Findings advance understanding of molecular mechanisms in autism but don't yet translate to clinical treatments. May inform future genetic testing approaches and gene therapy development. Emphasizes need for continued research into protein structure-function relationships in autism.

Based on animal model research with unclear human translation. Treatment challenges persist due to numerous molecular mechanisms in ASD. The review doesn't specify methodological quality assessment of included studies or address potential publication bias.

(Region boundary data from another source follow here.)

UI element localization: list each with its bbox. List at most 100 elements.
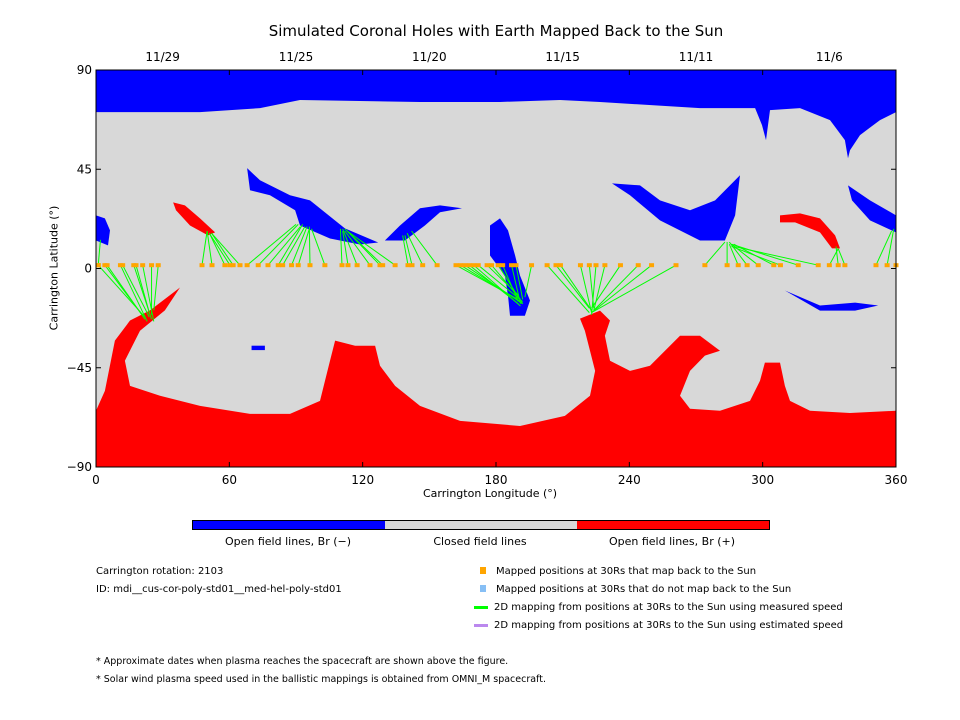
legend-label: 2D mapping from positions at 30Rs to the…: [494, 602, 843, 613]
colorbar-closed: [385, 521, 577, 529]
mapping-line: [135, 265, 150, 313]
mapping-line: [291, 226, 308, 266]
mapped-position-point: [222, 263, 228, 268]
mapped-position-point: [392, 263, 398, 268]
mapping-line: [502, 264, 519, 302]
mapped-position-point: [244, 263, 250, 268]
mapped-position-point: [457, 263, 463, 268]
mapping-line: [704, 241, 726, 266]
mapped-position-point: [405, 263, 411, 268]
y-tick-label: 45: [77, 162, 92, 176]
x-tick-label: 120: [351, 473, 374, 487]
open-field-positive-region: [96, 287, 896, 467]
legend-item-unmapped: Mapped positions at 30Rs that do not map…: [474, 584, 791, 595]
open-field-positive-region: [173, 202, 216, 236]
chart-title: Simulated Coronal Holes with Earth Mappe…: [268, 22, 724, 40]
mapping-line: [579, 265, 593, 313]
mapping-line: [591, 264, 652, 314]
mapped-position-point: [295, 263, 301, 268]
mapped-position-point: [777, 263, 783, 268]
mapped-position-point: [237, 263, 243, 268]
open-field-negative-region: [96, 70, 896, 159]
open-field-negative-region: [247, 168, 379, 245]
mapped-position-point: [149, 263, 155, 268]
mapping-line: [344, 230, 371, 266]
mapped-position-point: [635, 263, 641, 268]
mapped-position-point: [140, 263, 146, 268]
date-label: 11/29: [145, 50, 180, 64]
legend-item-measured: 2D mapping from positions at 30Rs to the…: [474, 602, 843, 613]
colorbar: [192, 520, 770, 530]
mapped-position-point: [724, 263, 730, 268]
date-label: 11/6: [816, 50, 843, 64]
mapped-position-point: [227, 263, 233, 268]
mapped-position-point: [513, 263, 519, 268]
open-field-negative-region: [612, 175, 740, 241]
mapping-line: [875, 230, 893, 266]
mapped-position-point: [265, 263, 271, 268]
open-field-negative-region: [251, 345, 265, 351]
y-tick-label: 90: [77, 63, 92, 77]
mapping-line: [122, 264, 150, 318]
mapped-position-point: [466, 263, 472, 268]
mapped-position-point: [409, 263, 415, 268]
mapped-position-point: [345, 263, 351, 268]
x-axis-label: Carrington Longitude (°): [423, 487, 558, 500]
mapping-line: [308, 226, 311, 266]
open-field-negative-region: [384, 205, 462, 241]
mapped-position-point: [835, 263, 841, 268]
date-label: 11/15: [545, 50, 580, 64]
mapped-position-point: [529, 263, 535, 268]
x-tick-label: 240: [618, 473, 641, 487]
mapping-line: [837, 248, 846, 266]
mapped-position-point: [104, 263, 110, 268]
mapping-line: [728, 244, 739, 266]
open-field-negative-region: [848, 185, 896, 233]
mapped-position-point: [593, 263, 599, 268]
mapping-line: [346, 230, 396, 266]
note-speed: * Solar wind plasma speed used in the ba…: [96, 674, 546, 685]
legend-label: Mapped positions at 30Rs that map back t…: [496, 566, 757, 577]
mapped-position-point: [771, 263, 777, 268]
colorbar-label-negative: Open field lines, Br (−): [224, 535, 352, 548]
mapped-position-point: [434, 263, 440, 268]
legend-label: 2D mapping from positions at 30Rs to the…: [494, 620, 844, 631]
mapping-line: [97, 239, 101, 266]
note-dates: * Approximate dates when plasma reaches …: [96, 656, 509, 667]
mapped-position-point: [420, 263, 426, 268]
date-label: 11/25: [279, 50, 314, 64]
mapping-line: [344, 228, 384, 266]
y-tick-label: −90: [67, 460, 92, 474]
mapping-line: [511, 265, 521, 304]
mapped-position-point: [586, 263, 592, 268]
mapped-position-point: [509, 263, 515, 268]
mapped-position-point: [649, 263, 655, 268]
x-tick-label: 0: [92, 473, 100, 487]
mapping-line: [208, 232, 231, 266]
mapped-position-point: [815, 263, 821, 268]
mapping-line: [546, 264, 590, 313]
coronal-hole-map: 0 60 120 180 240 300 360 90 45 0 −45 −90 11/29 11/25 1…: [67, 50, 908, 487]
y-tick-label: 0: [84, 262, 92, 276]
mapped-position-point: [735, 263, 741, 268]
mapped-position-point: [489, 263, 495, 268]
open-field-negative-region: [96, 215, 110, 246]
mapped-position-point: [557, 263, 563, 268]
purple-line-icon: [474, 623, 488, 627]
mapped-position-point: [230, 263, 236, 268]
legend-item-mapped: Mapped positions at 30Rs that map back t…: [474, 566, 756, 577]
mapped-position-point: [453, 263, 459, 268]
mapping-line: [267, 226, 301, 266]
colorbar-positive: [577, 521, 769, 529]
mapping-line: [339, 228, 343, 266]
mapped-position-point: [462, 263, 468, 268]
mapping-line: [411, 230, 438, 266]
mapped-position-point: [702, 263, 708, 268]
mapping-line: [297, 228, 310, 266]
mapped-position-point: [275, 263, 281, 268]
mapped-position-point: [544, 263, 550, 268]
date-label: 11/11: [679, 50, 714, 64]
x-tick-label: 60: [222, 473, 237, 487]
mapped-position-point: [209, 263, 215, 268]
mapping-line: [311, 228, 326, 266]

Autism spectrum disorder (ASD) is a multifaceted neurodevelopmental condition characterized by difficulties in social interactions and communication, alongside repetitive behaviors and restricted interests. Its etiology is a complex etiology involving genetic, environmental, and epigenetic factors, with significant contributions from mutations in synaptic proteins, including neuroligins (NLGNs), neurexins (NRXNs), and SHANK family proteins. Structural changes caused by mutations in these proteins can lead to synaptic dysfunction, disrupt scaffolding, and impact neuronal circuitry, which reflects the symptoms of ASD. The purpose of this study is to compile the most recent findings regarding protein structure and how specific mutations in these proteins contribute to ASD.

This systematic review conducted a comprehensive analysis of research published from 2014 to 2024, collected from the Web of Science and Scopus databases, and the protein structure was collected from the Protein Data Bank. Research that employed cryogenic electron microscopy, nuclear magnetic resonance spectroscopy, and other advanced structural biology methods for molecular modeling was prioritized. After evaluating the findings of the final 40 studies, mutations in the synaptic proteins SHANK3 (G54W, L47P, G250D, R12C, L68P), SHANK2 (S557N), NLGN3 (R451C), NLGN4 (R101Q), and NRXN1 destabilize protein structure, reduce synaptic adhesion, and disrupt neurotransmitter clustering, which influences ASD symptoms. Advanced techniques reveal the molecular structure underlying ASD in animal models, which provides interventions like gene transplantation that can mitigate the effects of these mutations.

However, challenges persist in finding treatments for the numerous molecular mechanisms contributing to ASD, emphasizing the need for further research into the structure of all ASD-related proteins.